Eurofusion Alessandro Arlandini | October 19th 2016
EUROfusion aims to develop a reliable power source which can be used to produce energy from nuclear fusion. All efforts are concentrated on making the technology feasible for large-scale, economic electricity production. How can we really benefit from nuclear fusion and what are its advantages over other sources of energy?
From the lab to the plant
The potential of fusion power is worth researching a future market penetration.The nuclear fusion reaction itself is highly efficient, for instance, ITER’s power production will be ten times the power required to heat the plasma. As far as plants are concerned, we are interested in the overall plant efficiency (that is the output of electrical power divided by the fusion power), because the produced energy will also be used to operate the plant systems. DEMO will target about 25 percent efficiency, but future fusion plants would reach 30 to 40 percent. Further improvements are linked to the use of new materials or designs, both of which we expect to see in the upcoming years.
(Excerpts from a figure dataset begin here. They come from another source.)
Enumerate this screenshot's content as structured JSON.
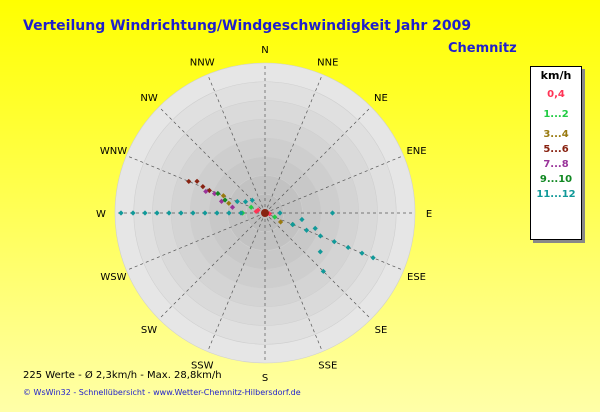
{
  "title": "Verteilung Windrichtung/Windgeschwindigkeit  Jahr 2009",
  "station": "Chemnitz",
  "stats": "225 Werte   -   Ø 2,3km/h   -   Max. 28,8km/h",
  "footer": "© WsWin32  -  Schnellübersicht  -  www.Wetter-Chemnitz-Hilbersdorf.de",
  "colors": {
    "background_top": "#ffff00",
    "background_bottom": "#ffffa8",
    "title": "#1f1fcc",
    "station": "#1f1fcc"
  },
  "legend": {
    "title": "km/h",
    "items": [
      {
        "label": "0,4",
        "color": "#ff3355"
      },
      {
        "label": "1...2",
        "color": "#22cc44"
      },
      {
        "label": "3...4",
        "color": "#997a10"
      },
      {
        "label": "5...6",
        "color": "#882211"
      },
      {
        "label": "7...8",
        "color": "#993399"
      },
      {
        "label": "9...10",
        "color": "#118822"
      },
      {
        "label": "11...12",
        "color": "#119999"
      }
    ]
  },
  "chart_data": {
    "type": "scatter",
    "subtype": "wind-rose-polar",
    "directions": [
      "N",
      "NNE",
      "NE",
      "ENE",
      "E",
      "ESE",
      "SE",
      "SSE",
      "S",
      "SSW",
      "SW",
      "WSW",
      "W",
      "WNW",
      "NW",
      "NNW"
    ],
    "rings": 8,
    "grid": true,
    "legend_position": "right",
    "series": [
      {
        "name": "0,4",
        "color": "#ff3355",
        "points": [
          {
            "dir": 292.5,
            "r": 0.05
          },
          {
            "dir": 100,
            "r": 0.03
          },
          {
            "dir": 280,
            "r": 0.06
          }
        ]
      },
      {
        "name": "1...2",
        "color": "#22cc44",
        "points": [
          {
            "dir": 270,
            "r": 0.15
          },
          {
            "dir": 112.5,
            "r": 0.07
          },
          {
            "dir": 292.5,
            "r": 0.1
          }
        ]
      },
      {
        "name": "3...4",
        "color": "#997a10",
        "points": [
          {
            "dir": 285,
            "r": 0.25
          },
          {
            "dir": 292.5,
            "r": 0.3
          },
          {
            "dir": 120,
            "r": 0.12
          }
        ]
      },
      {
        "name": "5...6",
        "color": "#882211",
        "points": [
          {
            "dir": 292.5,
            "r": 0.55
          },
          {
            "dir": 295,
            "r": 0.5
          },
          {
            "dir": 293,
            "r": 0.45
          },
          {
            "dir": 292,
            "r": 0.4
          }
        ]
      },
      {
        "name": "7...8",
        "color": "#993399",
        "points": [
          {
            "dir": 290,
            "r": 0.42
          },
          {
            "dir": 291,
            "r": 0.36
          },
          {
            "dir": 285,
            "r": 0.3
          },
          {
            "dir": 280,
            "r": 0.22
          }
        ]
      },
      {
        "name": "9...10",
        "color": "#118822",
        "points": [
          {
            "dir": 292.5,
            "r": 0.34
          },
          {
            "dir": 288,
            "r": 0.28
          },
          {
            "dir": 112.5,
            "r": 0.2
          }
        ]
      },
      {
        "name": "11...12",
        "color": "#119999",
        "points": [
          {
            "dir": 270,
            "r": 0.96
          },
          {
            "dir": 270,
            "r": 0.88
          },
          {
            "dir": 270,
            "r": 0.8
          },
          {
            "dir": 270,
            "r": 0.72
          },
          {
            "dir": 270,
            "r": 0.64
          },
          {
            "dir": 270,
            "r": 0.56
          },
          {
            "dir": 270,
            "r": 0.48
          },
          {
            "dir": 270,
            "r": 0.4
          },
          {
            "dir": 270,
            "r": 0.32
          },
          {
            "dir": 270,
            "r": 0.24
          },
          {
            "dir": 270,
            "r": 0.16
          },
          {
            "dir": 112.5,
            "r": 0.2
          },
          {
            "dir": 112.5,
            "r": 0.3
          },
          {
            "dir": 112.5,
            "r": 0.4
          },
          {
            "dir": 112.5,
            "r": 0.5
          },
          {
            "dir": 112.5,
            "r": 0.6
          },
          {
            "dir": 112.5,
            "r": 0.7
          },
          {
            "dir": 112.5,
            "r": 0.78
          },
          {
            "dir": 135,
            "r": 0.55
          },
          {
            "dir": 125,
            "r": 0.45
          },
          {
            "dir": 90,
            "r": 0.1
          },
          {
            "dir": 90,
            "r": 0.45
          },
          {
            "dir": 100,
            "r": 0.25
          },
          {
            "dir": 107,
            "r": 0.35
          },
          {
            "dir": 292.5,
            "r": 0.2
          },
          {
            "dir": 300,
            "r": 0.15
          },
          {
            "dir": 315,
            "r": 0.12
          }
        ]
      }
    ]
  }
}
Secondly, fusion energy is suitable for supplying huge base loads. The first demonstrational fusion power plant, DEMO, targets 500 MW of net electrical output, whereas actual fusion power plants would target at least 1-1.5 GW of electrical output, a value similar to those reached by fossil fuel power plants. The basic fuel resources, deuterium (extracted from water) and lithium (used to breed tritium), are sufficient to ensure many centuries of global electricity supply. Even if the technology must overcome some testing, it appears that we will be able to scale it to meet our needs. Lastly, nuclear power plants do not emit greenhouse gases. Therefore, nuclear energy is going to be a key ingredient in decarbonising energy supplies.
EUROfusion is involved in several major projects working towards fusion energy. The central devices on the road towards fusion electricity are:
- JET (Joint European Torus) and ITER; nuclear fusion devices which scientists and engineers use as prototypes. JET is due to be shut down after 2018 and ITER will be inaugurated in 2025.
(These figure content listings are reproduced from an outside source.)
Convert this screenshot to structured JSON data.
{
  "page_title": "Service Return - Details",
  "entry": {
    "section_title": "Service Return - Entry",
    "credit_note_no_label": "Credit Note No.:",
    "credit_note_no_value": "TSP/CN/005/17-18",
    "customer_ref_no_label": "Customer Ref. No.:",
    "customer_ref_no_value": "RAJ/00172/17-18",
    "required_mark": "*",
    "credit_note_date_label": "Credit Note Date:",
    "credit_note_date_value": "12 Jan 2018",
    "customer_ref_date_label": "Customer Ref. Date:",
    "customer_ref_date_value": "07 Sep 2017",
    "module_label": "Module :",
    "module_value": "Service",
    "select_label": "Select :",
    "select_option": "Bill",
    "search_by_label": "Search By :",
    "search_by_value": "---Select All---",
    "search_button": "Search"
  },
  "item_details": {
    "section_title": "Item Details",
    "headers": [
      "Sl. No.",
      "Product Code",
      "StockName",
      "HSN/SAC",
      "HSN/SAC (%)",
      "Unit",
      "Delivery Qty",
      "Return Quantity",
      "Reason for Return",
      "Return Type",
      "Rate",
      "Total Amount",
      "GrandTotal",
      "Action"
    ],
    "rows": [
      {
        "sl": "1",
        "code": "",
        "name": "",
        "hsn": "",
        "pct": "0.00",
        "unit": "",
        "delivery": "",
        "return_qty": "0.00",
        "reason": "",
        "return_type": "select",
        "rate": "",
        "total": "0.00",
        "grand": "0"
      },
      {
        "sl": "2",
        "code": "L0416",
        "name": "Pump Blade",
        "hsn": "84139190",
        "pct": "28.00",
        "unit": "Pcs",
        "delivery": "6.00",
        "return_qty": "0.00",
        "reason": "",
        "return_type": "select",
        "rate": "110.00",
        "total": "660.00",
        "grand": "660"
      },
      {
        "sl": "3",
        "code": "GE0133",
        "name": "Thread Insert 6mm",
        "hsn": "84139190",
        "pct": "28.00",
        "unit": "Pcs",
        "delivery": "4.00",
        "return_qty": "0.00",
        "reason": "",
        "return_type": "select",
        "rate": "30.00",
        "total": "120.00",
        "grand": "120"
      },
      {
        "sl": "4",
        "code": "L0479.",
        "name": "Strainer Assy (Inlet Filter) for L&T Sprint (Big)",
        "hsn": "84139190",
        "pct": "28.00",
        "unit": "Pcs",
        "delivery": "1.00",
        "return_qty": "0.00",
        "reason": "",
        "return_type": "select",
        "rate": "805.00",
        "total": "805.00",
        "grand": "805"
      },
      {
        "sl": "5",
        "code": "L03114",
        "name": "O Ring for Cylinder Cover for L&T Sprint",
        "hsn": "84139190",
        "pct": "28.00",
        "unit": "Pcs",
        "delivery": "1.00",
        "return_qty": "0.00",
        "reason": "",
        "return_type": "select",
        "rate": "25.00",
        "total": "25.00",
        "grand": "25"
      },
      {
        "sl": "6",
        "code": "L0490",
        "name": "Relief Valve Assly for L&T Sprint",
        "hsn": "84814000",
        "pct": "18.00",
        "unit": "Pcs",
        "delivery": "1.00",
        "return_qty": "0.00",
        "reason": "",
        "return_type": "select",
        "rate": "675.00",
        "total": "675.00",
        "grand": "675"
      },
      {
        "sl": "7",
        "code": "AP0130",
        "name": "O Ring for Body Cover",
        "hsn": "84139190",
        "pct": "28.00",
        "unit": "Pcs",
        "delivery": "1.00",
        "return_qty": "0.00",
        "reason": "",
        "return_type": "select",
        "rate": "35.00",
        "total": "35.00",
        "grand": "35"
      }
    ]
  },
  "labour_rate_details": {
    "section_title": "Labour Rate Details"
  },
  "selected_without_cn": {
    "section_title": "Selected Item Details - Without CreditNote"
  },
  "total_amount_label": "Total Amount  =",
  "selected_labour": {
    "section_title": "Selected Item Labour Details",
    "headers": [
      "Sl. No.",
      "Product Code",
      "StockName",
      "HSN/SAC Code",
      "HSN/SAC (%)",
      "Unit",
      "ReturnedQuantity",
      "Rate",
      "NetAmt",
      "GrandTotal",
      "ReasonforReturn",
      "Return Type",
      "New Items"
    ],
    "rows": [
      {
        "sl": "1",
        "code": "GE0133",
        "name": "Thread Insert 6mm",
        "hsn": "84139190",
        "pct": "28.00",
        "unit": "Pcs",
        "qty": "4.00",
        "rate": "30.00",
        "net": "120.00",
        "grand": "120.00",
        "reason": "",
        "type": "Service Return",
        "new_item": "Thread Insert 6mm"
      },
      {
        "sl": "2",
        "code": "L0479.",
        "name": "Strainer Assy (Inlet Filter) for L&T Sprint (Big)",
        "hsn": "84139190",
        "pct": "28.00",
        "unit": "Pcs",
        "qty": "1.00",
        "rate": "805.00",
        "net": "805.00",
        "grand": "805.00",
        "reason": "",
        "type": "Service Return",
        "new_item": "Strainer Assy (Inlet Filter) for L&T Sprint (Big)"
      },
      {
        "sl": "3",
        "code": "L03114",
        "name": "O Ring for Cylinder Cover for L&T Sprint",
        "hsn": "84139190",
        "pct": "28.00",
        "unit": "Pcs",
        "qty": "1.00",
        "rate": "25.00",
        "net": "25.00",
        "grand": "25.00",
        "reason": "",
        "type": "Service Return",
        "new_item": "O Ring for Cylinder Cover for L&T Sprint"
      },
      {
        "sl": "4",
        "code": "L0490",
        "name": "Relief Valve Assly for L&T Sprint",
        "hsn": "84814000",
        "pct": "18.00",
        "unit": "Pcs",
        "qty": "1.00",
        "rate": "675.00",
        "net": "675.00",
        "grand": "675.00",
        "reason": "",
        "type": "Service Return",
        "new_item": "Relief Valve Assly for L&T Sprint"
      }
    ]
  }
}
- DEMO (Demonstration Fusion Power Reactor) which will be the first fully-equipped fusion device supplying energy to the grid.
Into the grid
In order to expand, nuclear fusion must also be competitive on the energy market. The advantages must then be balanced with the cost of electricity (CoE). It is possible that power plants are unattractive prospects for investors. In general, the larger the machine the lower the CoE, as Dr Richard Kembleton, Fusion System Modeller at EUROfusion’s British Research Unit CCFE (Culham Centre for Fusion Energy), home of JET, explains:
A larger reactor can either target a higher fusion power due to better energy confinement, or the same fusion power which results in lower loads on the components as the power is spread across a larger area. The second option results in longer component lifetimes and therefore a lower maintenance overhead. All these effects contribute to lowering the cost of electricity, which is the critical factor in determining how competitive fusion can be.
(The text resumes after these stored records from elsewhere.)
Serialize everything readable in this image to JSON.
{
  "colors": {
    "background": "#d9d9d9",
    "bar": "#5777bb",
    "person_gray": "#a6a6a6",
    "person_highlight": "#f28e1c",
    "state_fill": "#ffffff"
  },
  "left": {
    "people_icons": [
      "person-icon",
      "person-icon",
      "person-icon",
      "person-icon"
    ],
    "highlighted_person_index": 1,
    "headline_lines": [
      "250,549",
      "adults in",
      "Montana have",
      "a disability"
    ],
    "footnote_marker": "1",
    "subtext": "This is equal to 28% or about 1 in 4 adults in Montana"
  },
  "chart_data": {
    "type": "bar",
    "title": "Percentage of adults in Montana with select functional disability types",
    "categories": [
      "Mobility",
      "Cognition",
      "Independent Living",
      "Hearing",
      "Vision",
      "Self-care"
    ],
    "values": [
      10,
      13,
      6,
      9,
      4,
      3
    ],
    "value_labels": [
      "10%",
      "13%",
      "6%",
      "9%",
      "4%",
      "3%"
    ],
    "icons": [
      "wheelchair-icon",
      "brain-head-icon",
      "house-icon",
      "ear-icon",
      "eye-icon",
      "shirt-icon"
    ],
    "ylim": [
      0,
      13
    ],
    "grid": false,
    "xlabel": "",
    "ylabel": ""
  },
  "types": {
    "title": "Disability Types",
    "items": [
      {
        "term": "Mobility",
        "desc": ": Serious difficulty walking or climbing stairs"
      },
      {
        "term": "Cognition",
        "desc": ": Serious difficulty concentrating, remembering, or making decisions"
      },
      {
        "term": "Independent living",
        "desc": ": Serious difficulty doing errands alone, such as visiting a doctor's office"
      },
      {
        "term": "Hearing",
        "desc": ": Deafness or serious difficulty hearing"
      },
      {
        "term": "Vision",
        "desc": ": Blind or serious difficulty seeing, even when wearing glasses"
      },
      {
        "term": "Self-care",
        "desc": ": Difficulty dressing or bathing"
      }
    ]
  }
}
On the downside, greater capital investments are needed to build larger reactors to the tune of ten billion euros and more. Private investors may be discouraged and governments may face opposition from the public due to the price tag, even though the actual CoE would be low, as is the case for fission plants. This issue can be tackled through cooperation and joint ventures, as EUROfusion, the most promising European-driven work on fusion energy, shows.
Furthermore, when it comes to supplying energy to the whole community, it is the total amount of energy that matters. Western European countries require on average something in the order of 13 GW, a power level that can be supplied by 8 to 13 fusion plants, but building them takes time and money. For this reason, we should regard fusion as one option among a mix of different sources of energy.
Fusion energy is going to be an essential source of energy in the future. Its availability changes the possible energetic scenarios dramatically. In conjunction with nuclear fission, it can supply huge base loads with a low CoE, so that the remaining needs can be met with intermittent and peaking sources. Simulations show how the market penetration varies greatly depending on several factors such as the environmental responsibility or the material costs, as shown in the information chart. A realistic scenario suggests it will reach about 13 percent by 2100. In this fashion, EUROfusion is providing new opportunities to the community, working hard with national research units and industry to develop fusion technologies.